If you teach in FE there is one sure sign that the summer is finally over. It comes in the form of an email from your principal, and it’s more or less the same every year.

“Welcome back,” it says. “I hope you all had a good holiday and are now feeling relaxed and ready for the challenge of the new term.” To this I have just one thing to add: clearly principals have different holidays to mine.

This year it began even before it began. By which I mean that the usual sequence of calamitous summer happenings chose to start even before the holiday did. Two weeks into July my car died on me in the middle of Epping Forest. It was at this point I discovered it has a component - as apparently does every car manufactured since 1993 - called the engine control unit. “It’s blown,” said the man at the garage, “and we’ll have to send it off to Southampton to be reprogrammed.”

“How long will that take?” I enquired. “Could be a week, could be three,” came the answer. That really was bad news, as I was rather hoping that in a few days’ time I would be driving the car down through France to a village near Perpignan.

So the choice was simple: either hire another car or risk losing the holiday. What the heck: the repair bill was already heading towards four figures, so what difference would another pound;900 or so make? Anyway, we had to go as the trip was not so much holiday as sales mission. After eight years of being fully mortgaged-up members of the second-homes brigade, we were putting our house in the sun back on the market.

This was where problem number two kicked in. You can choose your home but you can’t choose your neighbours. Most of the locals who live alongside us in the Rue des Figuiers are wonderful people. Most, but not quite all.

The neighbour in question lives immediately next door, and he’s no bother in the conventional sense of the word. He’s quiet, almost to the point of being reclusive. The problem is with his car. Once he used it to drive to places. Now it’s a battered and crumbling fixture, a sort of tool-shed on wheels, and it’s parked permanently outside our front door. As the door opens directly onto the street it’s a bit like having a 1982 Peugeot parked next to your settee.

Occasionally we catch a glimpse of him in the street, dragging his ferocious dog along on a string. He looks like a cartoon-strip pirate, with long straggly hair held back by a grubby red bandana.

We let a day or two go by. Surely he’ll realise we’ve arrived for the summer and move it. He doesn’t. Timidly we knock on his door. But he’s not in. He’s never in. At least, he never opens his door to us.

In the end we push a note through his letterbox. This results in him moving the car about four feet away from the door.

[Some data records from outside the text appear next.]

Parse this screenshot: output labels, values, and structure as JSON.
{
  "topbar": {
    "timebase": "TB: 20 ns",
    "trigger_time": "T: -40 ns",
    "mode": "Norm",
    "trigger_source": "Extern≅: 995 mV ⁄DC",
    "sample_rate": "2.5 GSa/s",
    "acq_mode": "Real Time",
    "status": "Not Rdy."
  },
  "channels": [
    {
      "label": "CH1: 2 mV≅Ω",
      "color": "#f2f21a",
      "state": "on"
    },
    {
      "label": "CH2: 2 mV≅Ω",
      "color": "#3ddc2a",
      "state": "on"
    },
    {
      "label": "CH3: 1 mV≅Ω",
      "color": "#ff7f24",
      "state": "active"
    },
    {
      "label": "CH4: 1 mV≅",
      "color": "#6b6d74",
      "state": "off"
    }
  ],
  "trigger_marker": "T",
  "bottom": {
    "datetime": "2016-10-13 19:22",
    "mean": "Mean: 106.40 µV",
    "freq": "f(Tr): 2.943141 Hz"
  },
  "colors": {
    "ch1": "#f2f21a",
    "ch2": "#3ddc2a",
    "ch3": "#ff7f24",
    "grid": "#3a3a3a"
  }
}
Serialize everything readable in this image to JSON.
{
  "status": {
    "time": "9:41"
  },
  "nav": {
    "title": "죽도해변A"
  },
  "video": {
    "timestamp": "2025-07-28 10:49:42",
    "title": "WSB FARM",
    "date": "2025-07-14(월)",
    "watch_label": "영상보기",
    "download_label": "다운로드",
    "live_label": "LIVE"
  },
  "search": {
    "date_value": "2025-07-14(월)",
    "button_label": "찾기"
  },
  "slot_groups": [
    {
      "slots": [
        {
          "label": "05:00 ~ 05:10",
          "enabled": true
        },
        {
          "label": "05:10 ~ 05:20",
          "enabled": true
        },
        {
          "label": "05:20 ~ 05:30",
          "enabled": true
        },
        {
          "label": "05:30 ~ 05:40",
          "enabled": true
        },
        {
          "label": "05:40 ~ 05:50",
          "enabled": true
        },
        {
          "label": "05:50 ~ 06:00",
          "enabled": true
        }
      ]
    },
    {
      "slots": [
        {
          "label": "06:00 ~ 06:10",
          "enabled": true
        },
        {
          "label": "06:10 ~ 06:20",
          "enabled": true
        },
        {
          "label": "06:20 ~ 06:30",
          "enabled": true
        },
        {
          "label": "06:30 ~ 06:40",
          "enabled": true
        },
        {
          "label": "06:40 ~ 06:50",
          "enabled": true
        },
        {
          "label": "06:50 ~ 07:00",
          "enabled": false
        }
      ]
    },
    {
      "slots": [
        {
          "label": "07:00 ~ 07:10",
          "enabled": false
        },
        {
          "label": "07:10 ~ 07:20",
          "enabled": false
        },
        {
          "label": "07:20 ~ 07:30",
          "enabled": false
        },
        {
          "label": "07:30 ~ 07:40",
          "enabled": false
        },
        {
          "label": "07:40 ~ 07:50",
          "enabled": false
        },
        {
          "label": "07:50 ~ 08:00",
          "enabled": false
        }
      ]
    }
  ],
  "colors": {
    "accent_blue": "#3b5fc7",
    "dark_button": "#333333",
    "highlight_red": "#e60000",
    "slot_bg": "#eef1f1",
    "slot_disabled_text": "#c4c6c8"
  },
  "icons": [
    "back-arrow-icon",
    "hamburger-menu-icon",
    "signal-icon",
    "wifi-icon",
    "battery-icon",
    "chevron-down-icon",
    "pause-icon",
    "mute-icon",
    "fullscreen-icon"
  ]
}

It’s still in front of our house, but at least prospective buyers can now gain access.

“Is that your car?” they blithely enquire as they give the decor a critical once-over.

Problem number three comes via a phone call from home. “Hi there, Steve,” says Graham, the Australian who’s staying in the house while we’re away. “You didn’t tell me you had an indoor swimming pool in the basement, did you?”

“That’s because we don’t Graham. It’s a terraced house in Walthamstow, not a mansion in Mayfair.”

“Just kidding, Steve,” Graham says. “But I thought you ought to know there are men replacing the mains in your street and that your cellar’s filling up with water.”

So, sorry, principal, but don’t talk to me about being relaxed after my holiday. And maybe after a bottle of diazepam and a week in bed I’ll be ready for the “challenge” of the new term.

Stephen Jones is a lecturer at a college in London.